# Krieg Hallo World nicht zum laufen



## mock789 (5. Sep 2012)

Hallo,

hab mir gerade das Buch Android 4 vom Galileo Verlag geholt. 

Dort sollte ich ein Projekt in Eclipse öffnen und dann unter res/values/strings.xml etwas ändern und dann noch etwas unter res/layout/activity_main.xml.

So weit so gut. Jetzt steht im Buch das nach dem speichern  sich gen/R.java automatisch angleichen soll.
In dieser Datei verändert sich aber garnichts.

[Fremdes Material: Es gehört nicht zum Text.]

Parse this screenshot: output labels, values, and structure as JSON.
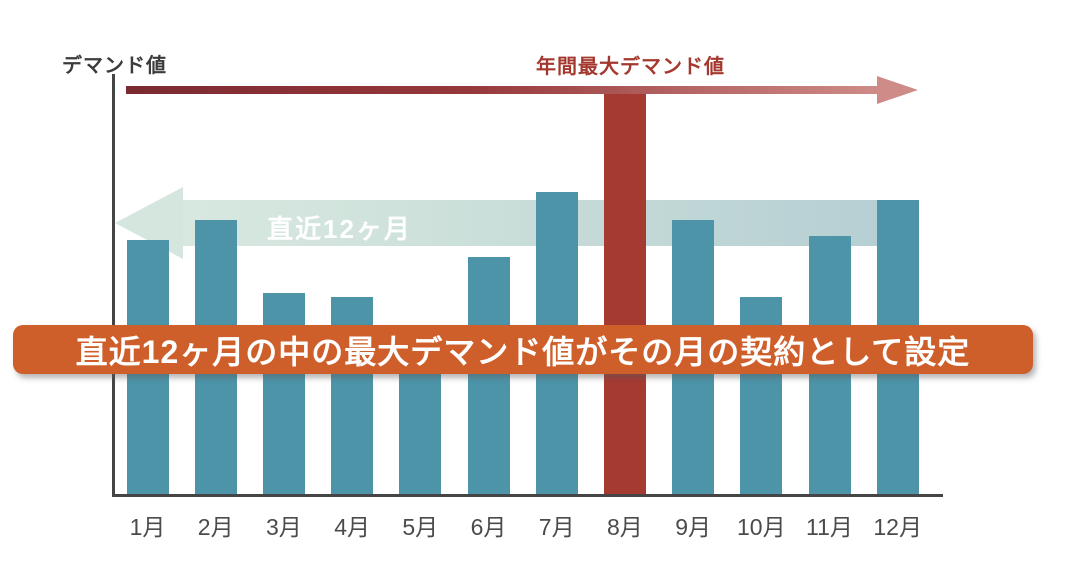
{
  "page": {
    "background_color": "#ffffff"
  },
  "chart": {
    "y_axis_label": "デマンド値",
    "annual_max_label": "年間最大デマンド値",
    "recent_arrow_label": "直近12ヶ月"
  },
  "banner": {
    "text": "直近12ヶ月の中の最大デマンド値がその月の契約として設定",
    "background_color": "#cf5f2a",
    "text_color": "#ffffff"
  },
  "chart_data": {
    "type": "bar",
    "title": "",
    "xlabel": "",
    "ylabel": "デマンド値",
    "categories": [
      "1月",
      "2月",
      "3月",
      "4月",
      "5月",
      "6月",
      "7月",
      "8月",
      "9月",
      "10月",
      "11月",
      "12月"
    ],
    "values": [
      63,
      68,
      50,
      49,
      36,
      59,
      75,
      100,
      68,
      49,
      64,
      73
    ],
    "ylim": [
      0,
      100
    ],
    "value_scale_note": "relative demand values, annual maximum (8月) = 100; y-axis unlabeled",
    "highlight_index": 7,
    "highlight_category": "8月",
    "bar_color": "#4d94a9",
    "highlight_color": "#a53a31",
    "grid": false,
    "legend": false,
    "annotations": [
      {
        "text": "年間最大デマンド値",
        "style": "red gradient arrow pointing right at level of maximum bar",
        "color_start": "#7b2a32",
        "color_end": "#cf8c88"
      },
      {
        "text": "直近12ヶ月",
        "style": "pale green arrow pointing left across recent months band",
        "color_start": "#d8e8e1",
        "color_end": "#b5ced3"
      },
      {
        "text": "直近12ヶ月の中の最大デマンド値がその月の契約として設定",
        "style": "orange rounded banner overlaying chart"
      }
    ],
    "axis_color": "#454545",
    "tick_label_color": "#4b4b4b"
  }
}
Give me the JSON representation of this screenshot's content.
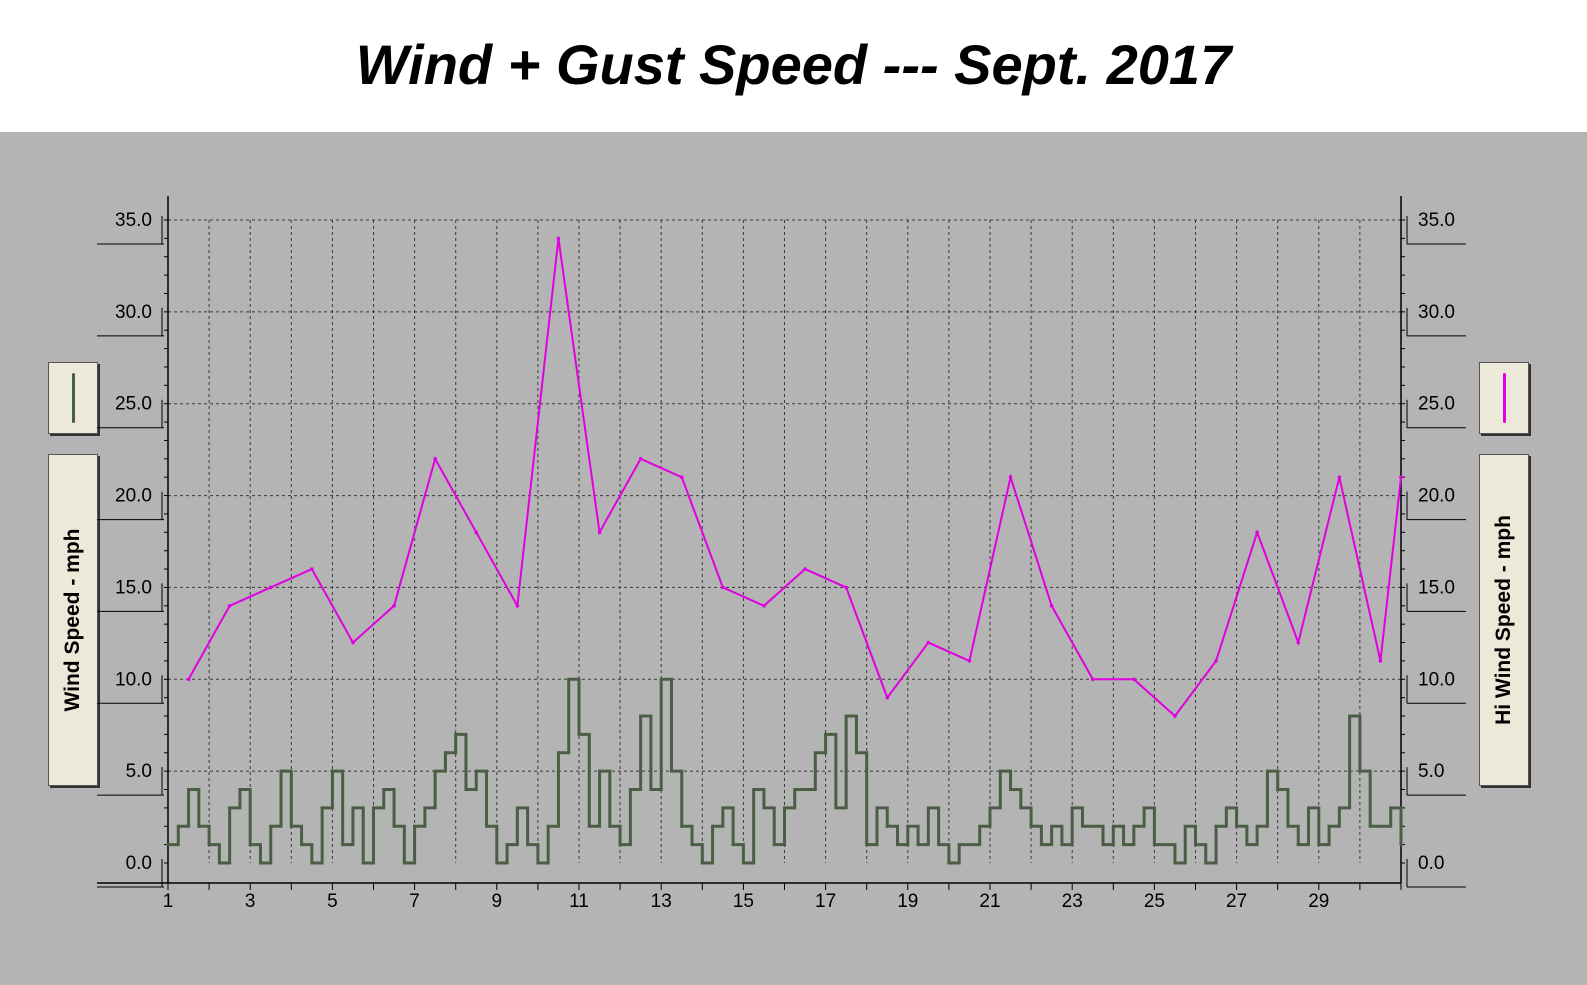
{
  "title": "Wind + Gust Speed --- Sept. 2017",
  "colors": {
    "background": "#b4b4b4",
    "wind": "#4a5e45",
    "gust": "#e000e0",
    "grid": "#3a3a3a",
    "label_box": "#ece9d8"
  },
  "chart_data": {
    "type": "line",
    "title": "Wind + Gust Speed --- Sept. 2017",
    "ylabel_left": "Wind Speed - mph",
    "ylabel_right": "Hi Wind Speed - mph",
    "ylim": [
      0,
      35
    ],
    "y_ticks": [
      "0.0",
      "5.0",
      "10.0",
      "15.0",
      "20.0",
      "25.0",
      "30.0",
      "35.0"
    ],
    "xlim": [
      1,
      31
    ],
    "x_ticks": [
      "1",
      "3",
      "5",
      "7",
      "9",
      "11",
      "13",
      "15",
      "17",
      "19",
      "21",
      "23",
      "25",
      "27",
      "29"
    ],
    "grid": true,
    "legend": [
      {
        "icon": "dark-green-line-icon",
        "position": "left"
      },
      {
        "icon": "magenta-line-icon",
        "position": "right"
      }
    ],
    "series": [
      {
        "axis": "right",
        "color": "#e000e0",
        "x": [
          1.5,
          2.5,
          3.5,
          4.5,
          5.5,
          6.5,
          7.5,
          8.5,
          9.5,
          10.5,
          11.5,
          12.5,
          13.5,
          14.5,
          15.5,
          16.5,
          17.5,
          18.5,
          19.5,
          20.5,
          21.5,
          22.5,
          23.5,
          24.5,
          25.5,
          26.5,
          27.5,
          28.5,
          29.5,
          30.5,
          31.0
        ],
        "values": [
          10,
          14,
          15,
          16,
          12,
          14,
          22,
          18,
          14,
          34,
          18,
          22,
          21,
          15,
          14,
          16,
          15,
          9,
          12,
          11,
          21,
          14,
          10,
          10,
          8,
          11,
          18,
          12,
          21,
          11,
          21
        ]
      },
      {
        "axis": "left",
        "color": "#4a5e45",
        "x": [
          1.0,
          1.25,
          1.5,
          1.75,
          2.0,
          2.25,
          2.5,
          2.75,
          3.0,
          3.25,
          3.5,
          3.75,
          4.0,
          4.25,
          4.5,
          4.75,
          5.0,
          5.25,
          5.5,
          5.75,
          6.0,
          6.25,
          6.5,
          6.75,
          7.0,
          7.25,
          7.5,
          7.75,
          8.0,
          8.25,
          8.5,
          8.75,
          9.0,
          9.25,
          9.5,
          9.75,
          10.0,
          10.25,
          10.5,
          10.75,
          11.0,
          11.25,
          11.5,
          11.75,
          12.0,
          12.25,
          12.5,
          12.75,
          13.0,
          13.25,
          13.5,
          13.75,
          14.0,
          14.25,
          14.5,
          14.75,
          15.0,
          15.25,
          15.5,
          15.75,
          16.0,
          16.25,
          16.5,
          16.75,
          17.0,
          17.25,
          17.5,
          17.75,
          18.0,
          18.25,
          18.5,
          18.75,
          19.0,
          19.25,
          19.5,
          19.75,
          20.0,
          20.25,
          20.5,
          20.75,
          21.0,
          21.25,
          21.5,
          21.75,
          22.0,
          22.25,
          22.5,
          22.75,
          23.0,
          23.25,
          23.5,
          23.75,
          24.0,
          24.25,
          24.5,
          24.75,
          25.0,
          25.25,
          25.5,
          25.75,
          26.0,
          26.25,
          26.5,
          26.75,
          27.0,
          27.25,
          27.5,
          27.75,
          28.0,
          28.25,
          28.5,
          28.75,
          29.0,
          29.25,
          29.5,
          29.75,
          30.0,
          30.25,
          30.5,
          30.75,
          31.0
        ],
        "values": [
          1,
          2,
          4,
          2,
          1,
          0,
          3,
          4,
          1,
          0,
          2,
          5,
          2,
          1,
          0,
          3,
          5,
          1,
          3,
          0,
          3,
          4,
          2,
          0,
          2,
          3,
          5,
          6,
          7,
          4,
          5,
          2,
          0,
          1,
          3,
          1,
          0,
          2,
          6,
          10,
          7,
          2,
          5,
          2,
          1,
          4,
          8,
          4,
          10,
          5,
          2,
          1,
          0,
          2,
          3,
          1,
          0,
          4,
          3,
          1,
          3,
          4,
          4,
          6,
          7,
          3,
          8,
          6,
          1,
          3,
          2,
          1,
          2,
          1,
          3,
          1,
          0,
          1,
          1,
          2,
          3,
          5,
          4,
          3,
          2,
          1,
          2,
          1,
          3,
          2,
          2,
          1,
          2,
          1,
          2,
          3,
          1,
          1,
          0,
          2,
          1,
          0,
          2,
          3,
          2,
          1,
          2,
          5,
          4,
          2,
          1,
          3,
          1,
          2,
          3,
          8,
          5,
          2,
          2,
          3,
          1
        ]
      }
    ]
  }
}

 Und dann wird auch noch ständig ein Compiler-Fehler im Project-Explorer angezeigt, ungewohnterweise ist aber über keinem Unterverzeichnis ein rotes Kreuz sichtbar damit man weiss wo der Fehler genau ist ???:L


Weiss jemand vielleicht was Eclipse hier von mir will???


----------



## Tomate_Salat (5. Sep 2012)

Krieg?
Schonmal in den Error-View geschaut?

Sorry, magische Glaskugel ist in Reparatur, wenn sie wieder da ist (und endlich mal funktioniert) werde ich dir versuchen zu helfen.


----------



## nillehammer (5. Sep 2012)

> Und dann wird auch noch ständig ein Compiler-Fehler im Project-Explorer angezeigt, ungewohnterweise ist aber über keinem Unterverzeichnis ein rotes Kreuz sichtbar damit man weiss wo der Fehler genau ist


Unabhängig vom konkreten Problem. Eclipse verhält sich so, wenn etwas mit der Projekt-Konfiguration nicht stimmt (z.B. Eintrag eines Jars im Buildpath, das es nicht gibt). Wie von Tomate_Salat schon geschrieben, findest Du genaue Fehlerbeschreibungen im Error-Log-View oder im Problems-View. Zumindest das Problems-View ist bei meiner Java-Perspective ein Reiter unter dem View für den Source Code (der Bereich, wo auch die Console angezeigt wird). Falls nicht sichtbar, kannst Du die Views öffnen über Menü _Window -> Show View -> Error Log_ oder _Problems_.


----------